Kompostierbares Material nennt man die Garten- und HaushaltsabfäIle, die zum Kompostieren geeignet sind.

Kompostierbares Material muss durch die Bodenorganismen zersetzbar (mineralisierbar) sein, beim Kompostieren bildet sich der Humus. Alle organischen GartenabfäIle wie Rasenschnitt, Laub und Unkraut können dem Kompost zugeführt werden. Bei schwer verrottbaren Teilen wie dem Baum- und Heckenschnitt ist es notwendig, sie vorher mit dem Häcksler zu  zerkleinern.

Unkraut vor der Blüte kompostieren
Auch Unkraut lässt sich gut kompostieren. Man soll es möglichst jäten, ehe es blüht oder Samen bildet. Aus den Blüten reifen meist noch Samen heran. Unkrautsamen behalten ihre Keimfähigkeit auch nach dem Verrotten der übrigen Pflanzenteile. Man braucht aber auch nicht kleinlich zu sein. Wenn man den richtigen Zeitpunkt zum Jäten verpasst hat, ist sowieso schon viel Unkrautsamen in den Boden gelangt.

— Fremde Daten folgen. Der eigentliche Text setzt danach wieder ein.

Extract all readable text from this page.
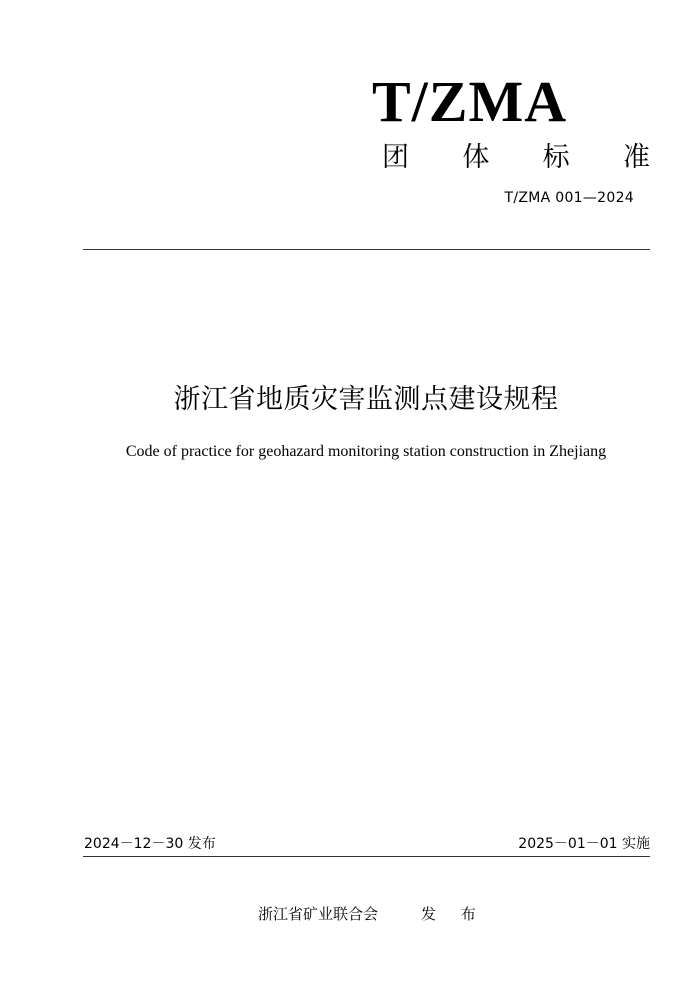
T/ZMA
团 体 标 准
T/ZMA 001—2024
浙江省地质灾害监测点建设规程
Code of practice for geohazard monitoring station construction in Zhejiang
2024－12－30 发布	2025－01－01 实施
浙江省矿业联合会	发 布
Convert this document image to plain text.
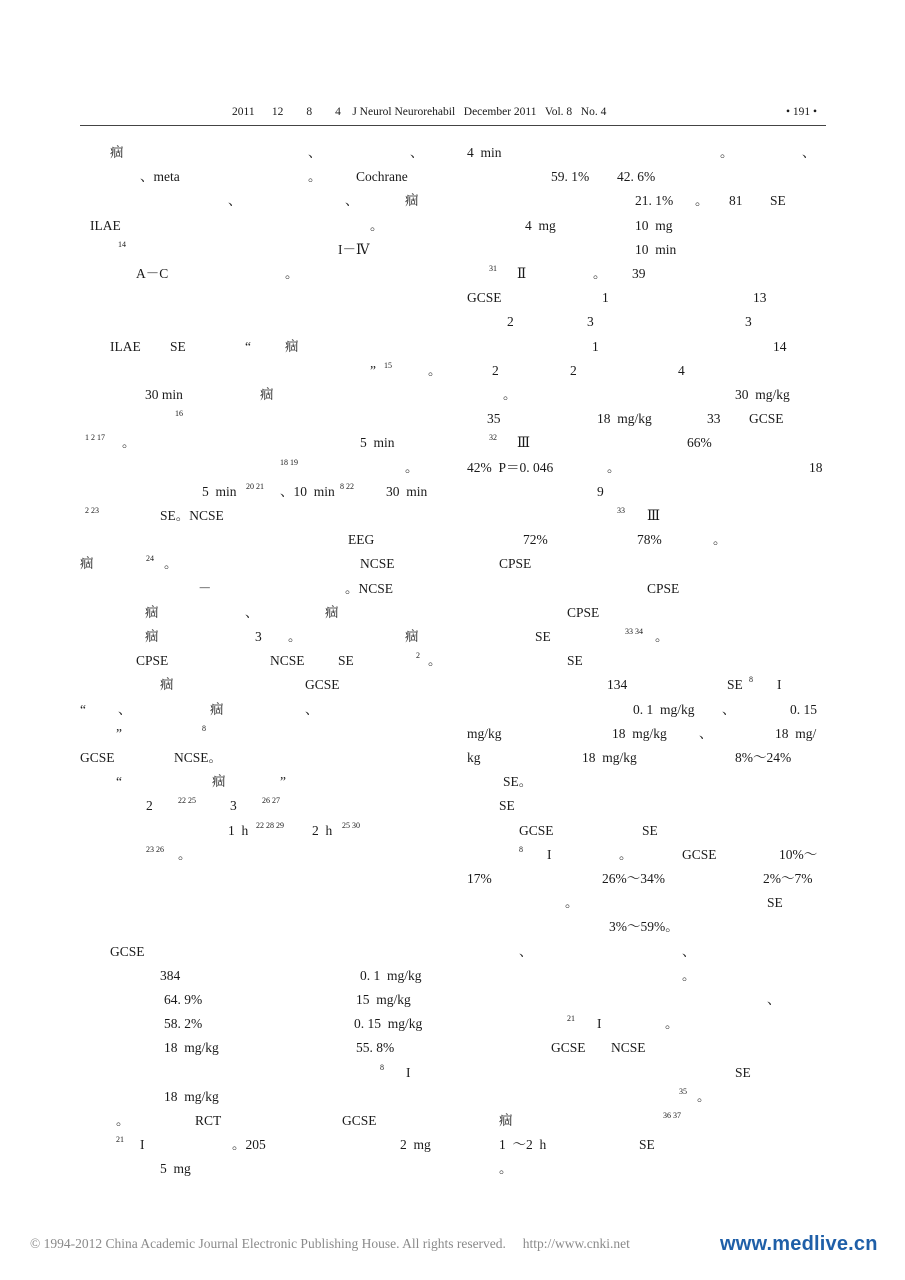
2011      12        8        4    J Neurol Neurorehabil   December 2011   Vol. 8   No. 4	• 191 •
痼	、	、
、meta	。	Cochrane
、	、	痼
ILAE	。
14	I－Ⅳ
A－C	。
ILAE SE	“	痼
” 15	。
30 min	痼
16
1 2 17 。	5  min
18 19	。
5  min 20 21 、10  min 8 22 30  min
2 23	SE。NCSE
EEG
痼	24 。	NCSE
－	。NCSE
痼	、	痼
痼	3 。	痼
CPSE	NCSE SE	2 。
痼	GCSE
“ 、	痼	、
”	8
GCSE	NCSE。
“	痼	”
2	22 25	3	26 27
1  h 22 28 29 2  h 25 30
23 26 。
GCSE
384	0. 1  mg/kg
64. 9%	15  mg/kg
58. 2%	0. 15  mg/kg
18  mg/kg	55. 8%
8 I
18  mg/kg
。	RCT	GCSE
21 I	。205	2  mg
5  mg
4  min	。	、
59. 1% 42. 6%
21. 1% 。 81 SE
4  mg	10  mg
10  min
31 Ⅱ	。 39
GCSE	1	13
2	3	3
1	14
2	2	4
。	30  mg/kg
35	18  mg/kg	33 GCSE
32 Ⅲ	66%
42%  P＝0. 046	。	18
9
33 Ⅲ
72%	78%	。
CPSE
CPSE
CPSE
SE	33 34 。
SE
134	SE 8 I
0. 1  mg/kg 、	0. 15
mg/kg	18  mg/kg 、	18  mg/
kg	18  mg/kg	8%～24%
SE。
SE
GCSE	SE
8 I	。	GCSE	10%～
17%	26%～34%	2%～7%
。	SE
3%～59%。
、	、
。
、
21 I	。
GCSE NCSE
SE
35 。
痼	36 37
1  ～2  h	SE
。
© 1994-2012 China Academic Journal Electronic Publishing House. All rights reserved.     http://www.cnki.net	www.medlive.cn
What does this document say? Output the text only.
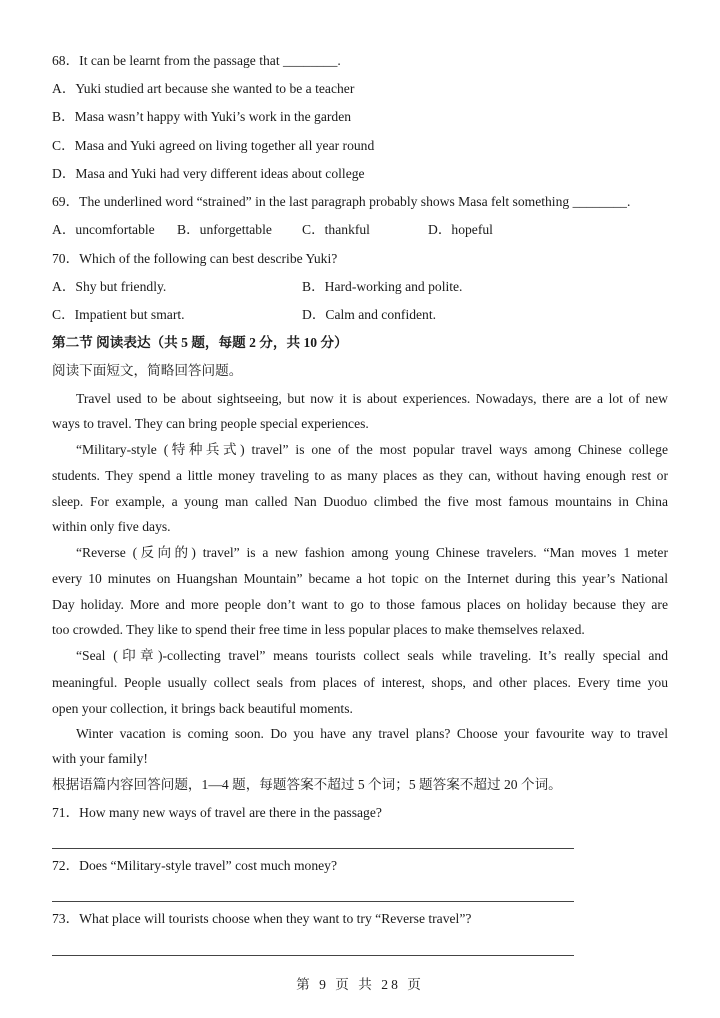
68．It can be learnt from the passage that ________.
A．Yuki studied art because she wanted to be a teacher
B．Masa wasn’t happy with Yuki’s work in the garden
C．Masa and Yuki agreed on living together all year round
D．Masa and Yuki had very different ideas about college
69．The underlined word “strained” in the last paragraph probably shows Masa felt something ________.
A．uncomfortable B．unforgettable C．thankful	D．hopeful
70．Which of the following can best describe Yuki?
A．Shy but friendly.	B．Hard-working and polite.
C．Impatient but smart.	D．Calm and confident.
第二节 阅读表达（共 5 题，每题 2 分，共 10 分）
阅读下面短文，简略回答问题。
Travel used to be about sightseeing, but now it is about experiences. Nowadays, there are a lot of new
ways to travel. They can bring people special experiences.
“Military-style (特种兵式) travel” is one of the most popular travel ways among Chinese college
students. They spend a little money traveling to as many places as they can, without having enough rest or
sleep. For example, a young man called Nan Duoduo climbed the five most famous mountains in China
within only five days.
“Reverse (反向的) travel” is a new fashion among young Chinese travelers. “Man moves 1 meter
every 10 minutes on Huangshan Mountain” became a hot topic on the Internet during this year’s National
Day holiday. More and more people don’t want to go to those famous places on holiday because they are
too crowded. They like to spend their free time in less popular places to make themselves relaxed.
“Seal (印章)-collecting travel” means tourists collect seals while traveling. It’s really special and
meaningful. People usually collect seals from places of interest, shops, and other places. Every time you
open your collection, it brings back beautiful moments.
Winter vacation is coming soon. Do you have any travel plans? Choose your favourite way to travel
with your family!
根据语篇内容回答问题，1—4 题，每题答案不超过 5 个词；5 题答案不超过 20 个词。
71．How many new ways of travel are there in the passage?
72．Does “Military-style travel” cost much money?
73．What place will tourists choose when they want to try “Reverse travel”?
第 9 页 共 28 页
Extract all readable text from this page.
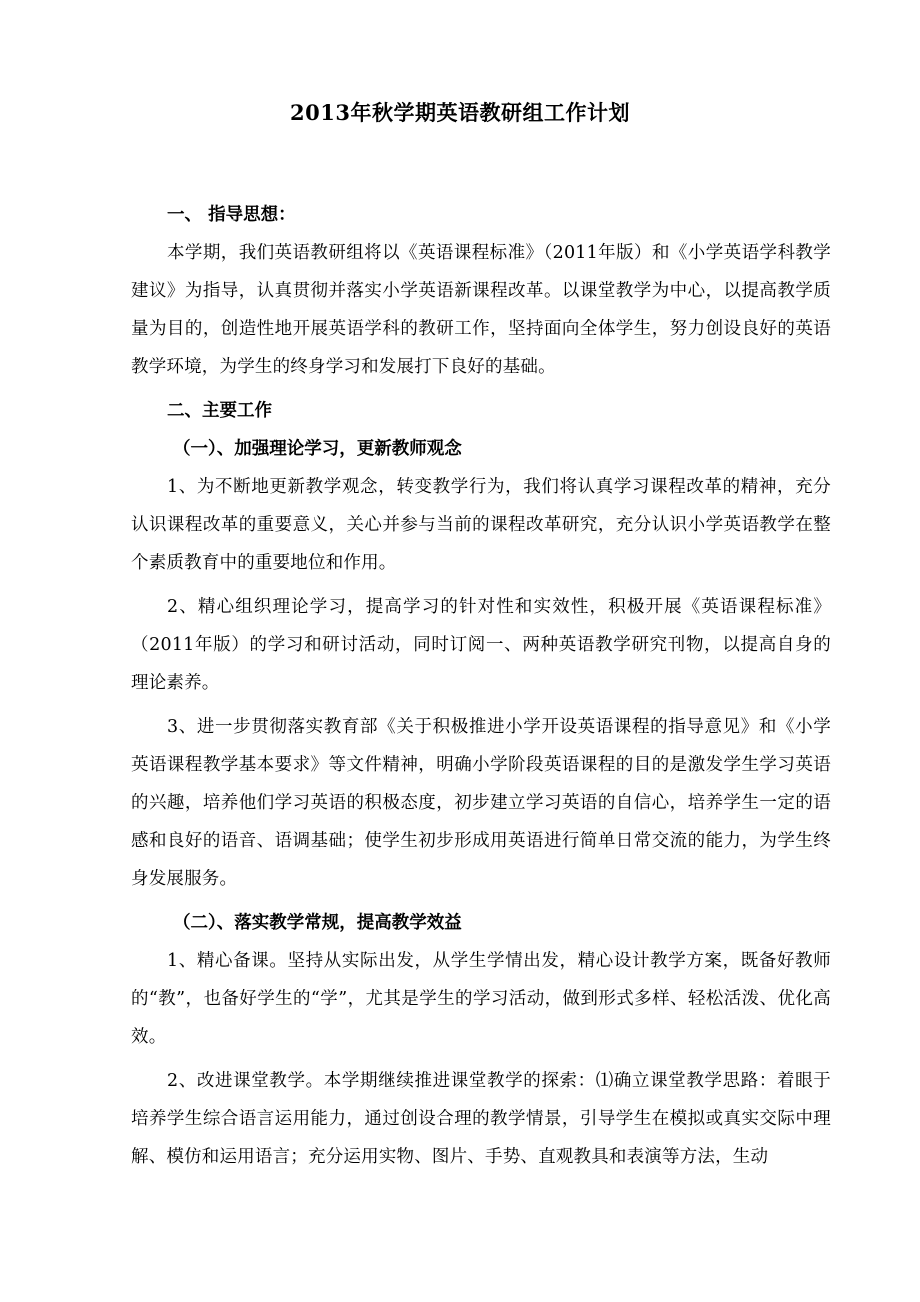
2013年秋学期英语教研组工作计划

一、 指导思想：

本学期，我们英语教研组将以《英语课程标准》（2011年版）和《小学英语学科教学建议》为指导，认真贯彻并落实小学英语新课程改革。以课堂教学为中心，以提高教学质量为目的，创造性地开展英语学科的教研工作，坚持面向全体学生，努力创设良好的英语教学环境，为学生的终身学习和发展打下良好的基础。

二、主要工作

（一）、加强理论学习，更新教师观念

1、为不断地更新教学观念，转变教学行为，我们将认真学习课程改革的精神，充分认识课程改革的重要意义，关心并参与当前的课程改革研究，充分认识小学英语教学在整个素质教育中的重要地位和作用。

2、精心组织理论学习，提高学习的针对性和实效性，积极开展《英语课程标准》（2011年版）的学习和研讨活动，同时订阅一、两种英语教学研究刊物，以提高自身的理论素养。

3、进一步贯彻落实教育部《关于积极推进小学开设英语课程的指导意见》和《小学英语课程教学基本要求》等文件精神，明确小学阶段英语课程的目的是激发学生学习英语的兴趣，培养他们学习英语的积极态度，初步建立学习英语的自信心，培养学生一定的语感和良好的语音、语调基础；使学生初步形成用英语进行简单日常交流的能力，为学生终身发展服务。

（二）、落实教学常规，提高教学效益

1、精心备课。坚持从实际出发，从学生学情出发，精心设计教学方案，既备好教师的“教”，也备好学生的“学”，尤其是学生的学习活动，做到形式多样、轻松活泼、优化高效。

2、改进课堂教学。本学期继续推进课堂教学的探索：⑴确立课堂教学思路：着眼于培养学生综合语言运用能力，通过创设合理的教学情景，引导学生在模拟或真实交际中理解、模仿和运用语言；充分运用实物、图片、手势、直观教具和表演等方法，生动
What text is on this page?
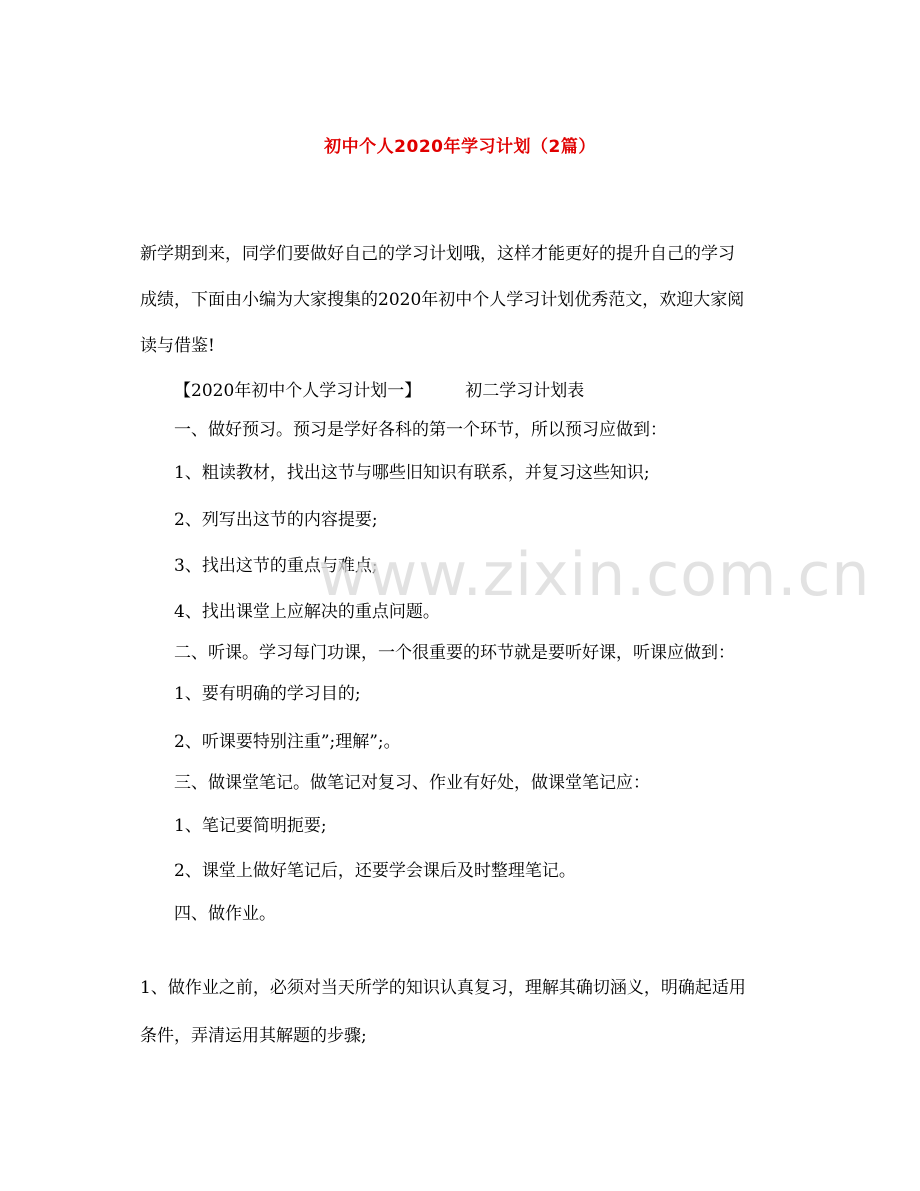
初中个人2020年学习计划（2篇）
新学期到来，同学们要做好自己的学习计划哦，这样才能更好的提升自己的学习
成绩，下面由小编为大家搜集的2020年初中个人学习计划优秀范文，欢迎大家阅
读与借鉴!
【2020年初中个人学习计划一】	初二学习计划表
一、做好预习。预习是学好各科的第一个环节，所以预习应做到：
1、粗读教材，找出这节与哪些旧知识有联系，并复习这些知识;
2、列写出这节的内容提要;
3、找出这节的重点与难点;
4、找出课堂上应解决的重点问题。
二、听课。学习每门功课，一个很重要的环节就是要听好课，听课应做到：
1、要有明确的学习目的;
2、听课要特别注重”;理解”;。
三、做课堂笔记。做笔记对复习、作业有好处，做课堂笔记应：
1、笔记要简明扼要;
2、课堂上做好笔记后，还要学会课后及时整理笔记。
四、做作业。
1、做作业之前，必须对当天所学的知识认真复习，理解其确切涵义，明确起适用
条件，弄清运用其解题的步骤;
www.zixin.com.cn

Kompostierbares Material aus der Küche
Aus der Küche eignen sich alle grünen Pflanzenteile, die nicht verwertet werden konnten. Mit Resten von Früchten sollte man sehr zurückhaltend sein. Orangenschalen oder Zitronenschalen verrotten z. B. sehr schlecht. Speisereste gehören nicht auf den Kompost Sie verrotten zwar, locken aber Ungeziefer an, das man dann mühsam vertreiben müsste.

Eierschalen werden vielfach des Kalks wegen auf den Kompost gegeben. Sie verrotten jedoch nicht, und ihr Nutzen ist gering. Da die Eierschalen selbst in gesiebtem Kompost noch unschön aussehen, verzichtet man besser darauf und deckt den Kalkbedarf durch gemahlenen Kalkdünger.